The Washington, D.C. region was hit especially hard. Some local businesses took a major blow since there were fewer tourists and workers shopping and dining out during the shutdown. Pete’s Diner on Capitol Hill, a favorite of many members of Congress including House Speaker John Boehner, lost about 80 percent of its usual business, according to MSN. Businesses like that diner, located in communities hit hard by the federal government shutdown, will never be able to make that money back. “While the federal workers will receive their back pay, the missed coffee, burgers and cocktails will not be repurchased upon their return,” Jack Ablin, chief investment officer at BMO Private Bank, said in a statement.

But the shutdown’s impact was felt well beyond the nation’s capital. According to a new survey by International Council of Shopping Centers and Goldman Sachs, about 40 percent of Americans say they had curbed spending as a result of the shutdown. The survey found that low-income consumers were especially likely to say the shutdown affected their behavior. Nearly half of those earning $35,000 or less said they scaled back their spending, versus about a third of respondents making $100,000 or more.

And thanks to congressional gridlock, consumer confidence is at its lowest point in nearly two years according to Bloomberg’s monthly consumer confidence index.

“As we head into the holiday shopping season, retailers and consumers need stability and certainty from policymakers in Washington and assurance that the economy will not implode due to their actions or more important, lack thereof. This new norm of legislating from crisis to crisis is no way to govern,” Matthew Shay, the president and CEO of the National Retail Federation, said in a statement. “When consumers cut back their spending, it threatens jobs in every industry. If it’s bad for retail, it’s bad for the economy, and ultimately the biggest losers are American taxpayers.”

Some larger companies have already cited the standoff as a reason for scaling back their earnings forecasts. Stanley Black & Decker cut its fiscal year outlook on Wednesday morning, just hours before a deal was reached in the Senate. It said that growth would be weaker in part due to “macro issues affecting emerging markets and the U.S. government budget impasse.”

Similarly, microchip designer Linear Technology revised its outlook this week as prospects in Washington looked grim. “Business in the United States may be impacted by the current budgeting stalemate at the federal government level,” CEO Lothar Maier said in a release. “Accordingly, we are forecasting revenue for our second quarter to be flat to down 4 percent from the first quarter of fiscal 2014.”
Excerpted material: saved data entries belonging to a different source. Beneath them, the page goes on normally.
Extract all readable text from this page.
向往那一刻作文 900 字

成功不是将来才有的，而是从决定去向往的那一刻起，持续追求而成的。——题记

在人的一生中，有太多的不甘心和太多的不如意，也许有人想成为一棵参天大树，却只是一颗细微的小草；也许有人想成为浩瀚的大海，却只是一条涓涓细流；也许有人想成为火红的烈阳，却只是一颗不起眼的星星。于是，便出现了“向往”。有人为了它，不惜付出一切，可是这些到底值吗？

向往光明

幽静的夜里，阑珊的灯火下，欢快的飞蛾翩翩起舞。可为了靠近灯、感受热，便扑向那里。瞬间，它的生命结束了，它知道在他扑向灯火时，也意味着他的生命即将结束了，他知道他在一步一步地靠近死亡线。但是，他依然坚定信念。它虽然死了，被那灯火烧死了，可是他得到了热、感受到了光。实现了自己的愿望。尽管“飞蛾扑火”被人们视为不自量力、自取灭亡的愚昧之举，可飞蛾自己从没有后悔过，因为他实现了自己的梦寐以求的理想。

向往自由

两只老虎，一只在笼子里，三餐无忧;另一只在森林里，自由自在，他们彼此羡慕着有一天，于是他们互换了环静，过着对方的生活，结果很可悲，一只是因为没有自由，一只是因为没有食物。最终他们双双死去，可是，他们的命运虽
If the shutdown made conditions less certain for businesses, it also made it impossible for the officials at the Federal Reserve to monitor key economic data as they look to deicde when to pull back on their $85 billion a month in bond purchases. “The data available in September were inconclusive, and since then, incoming information has been silenced with the federal government shutdown,” Charles Evans, president of the Federal Reserve Bank of Chicago, said in a speech Thursday. Evans reportedly added that the Fed would likely need “a couple of meetings” to gauge the effects of the shutdown.
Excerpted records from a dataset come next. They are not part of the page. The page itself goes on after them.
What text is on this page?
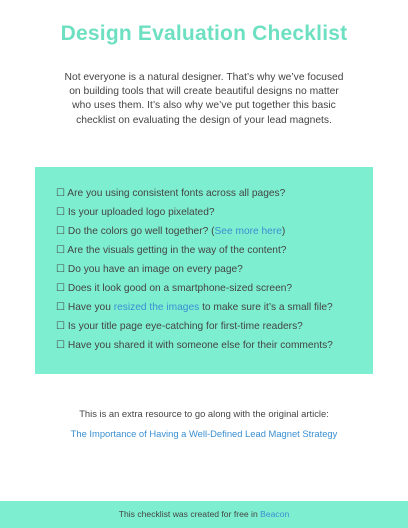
Design Evaluation Checklist
Not everyone is a natural designer. That’s why we’ve focused on building tools that will create beautiful designs no matter who uses them. It’s also why we’ve put together this basic checklist on evaluating the design of your lead magnets.
☐ Are you using consistent fonts across all pages?
☐ Is your uploaded logo pixelated?
☐ Do the colors go well together? (See more here)
☐ Are the visuals getting in the way of the content?
☐ Do you have an image on every page?
☐ Does it look good on a smartphone-sized screen?
☐ Have you resized the images to make sure it’s a small file?
☐ Is your title page eye-catching for first-time readers?
☐ Have you shared it with someone else for their comments?
This is an extra resource to go along with the original article:
The Importance of Having a Well-Defined Lead Magnet Strategy
This checklist was created for free in Beacon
Analysts are worried that the damage to consumer and business confidence won’t heal right away, in part because Wednesday night’s eleventh hour deal sets up the possibility of more fiscal policy gridlock early next year. The agreement only extended federal funding until Jan. 15 and lifted the debt limit until Feb. 7.

"We have crisis after crisis after crisis and it has a corrosive impact on the economy," Greg Valliere, an analyst with Potomac Research Group, told Reuters. "If you're a business, how do you make plans in this environment?"